AgMemo - Grains news, December 2018

Page last updated: Thursday, 13 December 2018 - 1:43pm

Please note: This content may be out of date and is currently under review.

Minimising snail contamination at a snail's pace

Small pointed snails in canola grain. 

There are several ways growers can minimise snail contamination in crops by planning to harvest when snails are not active or by baiting or burning after harvest.

Minimising contamination at harvest

If snails are present in a crop at harvest time the only way growers can avoid contaminating the grain, is to harvest when snails are low in the crop canopy and not in the grain heads.

Research, as part of the Boosting Grains Research and Development program, has found that snails actively move from 6pm at night and during cooler, overcast weather. During these times snails are more likely to climb up the stem of a plant to the head.

The best time to harvest to avoid snails in grain is from 11am to 6pm. During this time snails were found not to move and higher numbers were located under stubble.

It can be difficult to remove snails once they are present in grain, especially if the snails are the same size as the grain.

Small scale trials have shown that drying the grain in a grain dryer will not kill snails.

Small pointed snail on canola about to be harvested.

Minimising snail contamination after harvest

After harvest there are options for snail control.


Windrow burning can be effective. In 2015 Department of Primary Industries and Regional Development (DPIRD) trials, initiated by the Grain and Research Development Corporation’s (GRDC) Albany Regional Cropping Solutions Networks (RCSN) group, found that burning the windrow led to a significant reduction in snail populations.

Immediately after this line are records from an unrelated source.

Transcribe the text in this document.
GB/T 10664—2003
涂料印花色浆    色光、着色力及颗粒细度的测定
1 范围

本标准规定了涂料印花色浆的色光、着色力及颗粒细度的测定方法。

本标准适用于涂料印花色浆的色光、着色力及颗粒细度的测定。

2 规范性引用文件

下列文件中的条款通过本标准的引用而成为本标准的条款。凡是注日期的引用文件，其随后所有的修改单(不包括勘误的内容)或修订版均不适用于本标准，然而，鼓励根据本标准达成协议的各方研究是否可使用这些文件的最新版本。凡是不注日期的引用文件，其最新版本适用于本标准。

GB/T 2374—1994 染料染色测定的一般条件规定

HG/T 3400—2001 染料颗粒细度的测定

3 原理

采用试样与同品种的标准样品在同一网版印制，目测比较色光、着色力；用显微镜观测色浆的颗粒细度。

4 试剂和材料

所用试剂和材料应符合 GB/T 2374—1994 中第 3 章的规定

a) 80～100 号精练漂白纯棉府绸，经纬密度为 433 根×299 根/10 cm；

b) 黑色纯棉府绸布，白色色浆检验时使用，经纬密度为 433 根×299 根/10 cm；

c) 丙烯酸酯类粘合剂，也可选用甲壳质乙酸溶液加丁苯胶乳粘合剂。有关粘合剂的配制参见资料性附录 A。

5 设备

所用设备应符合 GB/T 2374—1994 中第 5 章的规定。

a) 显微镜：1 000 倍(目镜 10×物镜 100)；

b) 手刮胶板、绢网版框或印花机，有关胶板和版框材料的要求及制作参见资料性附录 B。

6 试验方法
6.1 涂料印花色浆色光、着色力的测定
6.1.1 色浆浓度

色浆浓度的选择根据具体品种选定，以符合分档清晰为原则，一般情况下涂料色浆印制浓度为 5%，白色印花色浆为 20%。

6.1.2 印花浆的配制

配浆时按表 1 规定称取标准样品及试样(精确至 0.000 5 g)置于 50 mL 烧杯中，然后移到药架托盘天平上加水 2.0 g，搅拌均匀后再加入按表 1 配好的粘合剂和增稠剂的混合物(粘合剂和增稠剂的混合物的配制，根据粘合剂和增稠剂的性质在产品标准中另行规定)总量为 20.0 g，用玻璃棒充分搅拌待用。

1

In a windrowed canola paddock with standing stubble next to the windrows, the highest proportion of snails was in the windrow - at more than 200 per square metre.


Baiting after harvest is possible to kill snails but needs to be done only if snails are actively feeding.

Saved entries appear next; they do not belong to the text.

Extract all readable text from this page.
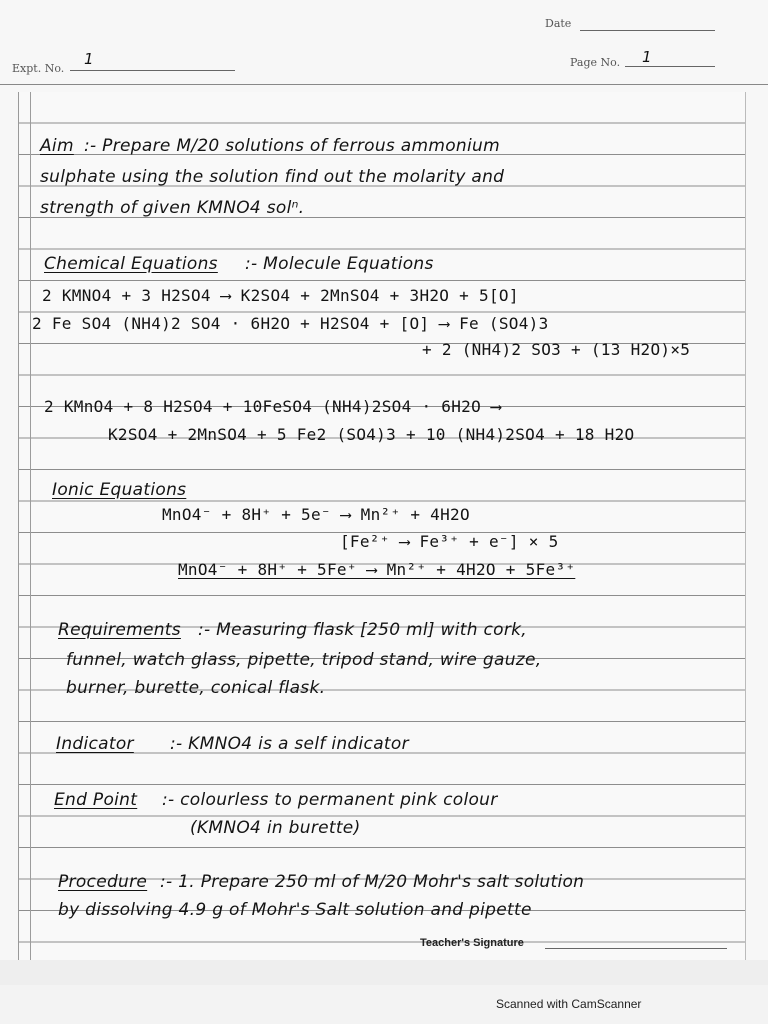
Date
Expt. No.
1	Page No. 1
Aim :- Prepare M/20 solutions of ferrous ammonium
sulphate using the solution find out the molarity and
strength of given KMNO4 solⁿ.
Chemical Equations :- Molecule Equations
2 KMNO4 + 3 H2SO4 ⟶ K2SO4 + 2MnSO4 + 3H2O + 5[O]
2 Fe SO4 (NH4)2 SO4 · 6H2O + H2SO4 + [O] ⟶ Fe (SO4)3
+ 2 (NH4)2 SO3 + (13 H2O)×5
2 KMnO4 + 8 H2SO4 + 10FeSO4 (NH4)2SO4 · 6H2O ⟶
K2SO4 + 2MnSO4 + 5 Fe2 (SO4)3 + 10 (NH4)2SO4 + 18 H2O
Ionic Equations
MnO4⁻ + 8H⁺ + 5e⁻ ⟶ Mn²⁺ + 4H2O
[Fe²⁺ ⟶ Fe³⁺ + e⁻] × 5
MnO4⁻ + 8H⁺ + 5Fe⁺ ⟶ Mn²⁺ + 4H2O + 5Fe³⁺
Requirements :- Measuring flask [250 ml] with cork,
funnel, watch glass, pipette, tripod stand, wire gauze,
burner, burette, conical flask.
Indicator :- KMNO4 is a self indicator
End Point :- colourless to permanent pink colour
(KMNO4 in burette)
Procedure :- 1. Prepare 250 ml of M/20 Mohr's salt solution
by dissolving 4.9 g of Mohr's Salt solution and pipette
Teacher's Signature
Scanned with CamScanner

Snails will move during summer if there is sufficient moisture but this does not mean the snails are actively feeding.

Small conical snails and round snails won’t lay eggs until Autumn.

Place a small amount of baits to determine if snails are actively feeding before baiting an entire paddock.

Trials funded by GRDC,in conjunction with the Stirlings to Coast Farmers, found that if baits are evenly spread, small conical snails are more likely to encounter them.

Getting an even bait spread can be difficult.

SnapBait app for Smartphone

SnapBait, an app produced with funding from Boosting Grains Research and Development program, has been designed to assist with bait spreader calibrations.

The app detects blue or green baits on an even background such as gravel, bitumen, concrete or level bare ground onto which the baits should be spread for calibration purposes.

SnapBait is available for Android and iPhone, and is very easy to use:

  • Take a photo at knee-height or pick one from the gallery
  • Let the app detect and count the baits
  • The app will then give an estimate density of baits per square metre.

A standard size card (e.g. credit card) is  required to be placed within the photo for the phone to have a reference of the bait size. This will give spread per square metre.

DPIRD recommends taking more than one photograph along a transect. Each photo and result may be saved with date, time, GPS coordinates and you can label or add notes to each result.